Citation: Gyato K, Wray J, Huang ZJ, Yudkoff M, Batshaw ML. Metabolic and neuropsychological phenotype in women heterozygous for ornithine transcarbamylase deficiency. Ann Neurol. 2004;55(1):80-86. doi:10.1002/ana.10794.
Purpose: To better understand hyperammonemic-induced cognitive and behavior alterations in 19 women (aged 21 to 53 years) heterozygous for ornithine transcarbamylase (OTC) deficiency.
- Although patients in this study had normal IQs,a they showed a specific neuropsychologicalb phenotype. Relative to normative values, these patients showed a significant decline in fine motor function and nonsignificant weaknesses in nonverbal memory and learning, math, and attention/executive function. In contrast, performance was significantly above normal for verbal memory, verbal learning, reading, and verbal intelligence.
- Both symptomatic (n=8) and “asymptomatic” (n=11) patients showed a similar neuropsychological phenotype, although the “asymptomatic” patients had greater preservation of strengths and less marked deficits. Neuropsychological outcome was not associated with neonatal vs late-onset mutation, and there were limited associations with urea synthesis capacity.
- The allopurinol challenge test, which measures orotic acid excretion and can provide a measure of impairment of urea synthesis activity, was not sensitive enough to yield statistically significant results that could distinguish symptomatic from “asymptomatic” patients identified by clinical symptoms.

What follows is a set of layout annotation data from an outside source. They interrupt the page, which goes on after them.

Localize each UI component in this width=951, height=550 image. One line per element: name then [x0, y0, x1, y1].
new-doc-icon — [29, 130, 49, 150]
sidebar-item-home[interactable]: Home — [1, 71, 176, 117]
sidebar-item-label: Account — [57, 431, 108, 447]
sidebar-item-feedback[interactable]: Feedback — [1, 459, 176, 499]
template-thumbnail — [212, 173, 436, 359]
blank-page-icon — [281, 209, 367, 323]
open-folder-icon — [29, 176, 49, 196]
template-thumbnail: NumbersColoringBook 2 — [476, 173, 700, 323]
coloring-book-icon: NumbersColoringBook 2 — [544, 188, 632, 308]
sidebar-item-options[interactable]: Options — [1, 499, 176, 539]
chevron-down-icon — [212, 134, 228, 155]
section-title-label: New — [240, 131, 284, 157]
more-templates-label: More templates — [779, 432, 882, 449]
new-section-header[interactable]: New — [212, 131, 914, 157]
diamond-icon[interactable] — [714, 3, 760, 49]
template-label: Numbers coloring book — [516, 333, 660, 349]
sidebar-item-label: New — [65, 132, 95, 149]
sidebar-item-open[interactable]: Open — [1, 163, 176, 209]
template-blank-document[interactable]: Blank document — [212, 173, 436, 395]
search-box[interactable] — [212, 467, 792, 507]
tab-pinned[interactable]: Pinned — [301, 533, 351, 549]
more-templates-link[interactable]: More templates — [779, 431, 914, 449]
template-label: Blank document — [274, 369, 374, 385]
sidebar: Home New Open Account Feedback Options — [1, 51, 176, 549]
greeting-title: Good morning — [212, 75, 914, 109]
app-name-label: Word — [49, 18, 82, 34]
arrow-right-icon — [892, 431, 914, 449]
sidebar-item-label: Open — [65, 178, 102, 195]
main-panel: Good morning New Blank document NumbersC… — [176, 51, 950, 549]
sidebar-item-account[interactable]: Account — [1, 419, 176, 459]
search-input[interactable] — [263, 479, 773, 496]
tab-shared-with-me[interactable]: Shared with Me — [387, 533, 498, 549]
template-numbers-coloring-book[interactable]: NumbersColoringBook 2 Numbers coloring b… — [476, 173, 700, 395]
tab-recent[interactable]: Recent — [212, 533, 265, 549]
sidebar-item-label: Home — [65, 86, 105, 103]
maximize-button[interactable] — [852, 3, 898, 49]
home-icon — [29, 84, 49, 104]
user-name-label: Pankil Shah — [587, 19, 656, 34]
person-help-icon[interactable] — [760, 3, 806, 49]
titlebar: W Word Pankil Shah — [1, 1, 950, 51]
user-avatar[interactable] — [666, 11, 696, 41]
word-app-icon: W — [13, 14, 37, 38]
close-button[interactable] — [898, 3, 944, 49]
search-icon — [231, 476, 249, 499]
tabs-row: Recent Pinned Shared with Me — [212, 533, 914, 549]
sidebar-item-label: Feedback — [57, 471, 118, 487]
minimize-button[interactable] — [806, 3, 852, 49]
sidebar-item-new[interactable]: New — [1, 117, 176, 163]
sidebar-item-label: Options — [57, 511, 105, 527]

- The neurobehavioral phenotype exhibited by the patients with heterozygous OTC deficiency in this study is similar to that seen in patients with a nonverbal learning disability, which is often characterized by deficits associated with disturbances in white matter, including attention/executive weaknesses along with motor, tactile, and visual-spatial deficiencies.
- At the time of publication, alterations of white matter in patients with late-onset OTC deficiency had been shown by neuroimaging and neuropathological studies.1,2 In combination with the neurocognitive data presented in the current study, these findings add to the evidence of a white matter damage model for this disorder.
bPatients performed 9 different neuropsychological tests, and individual scores for each test were assigned to a corresponding functional domain, including verbal intelligence, fine motor skill, and attention/executive function, based on conventional clinical practice.
Additional references: 1. Kurihara, et al. Brain Dev. 2003;25(1):40-44. 2. Kornfield, et al. Acta Neuropathol. 1985;65:261-264.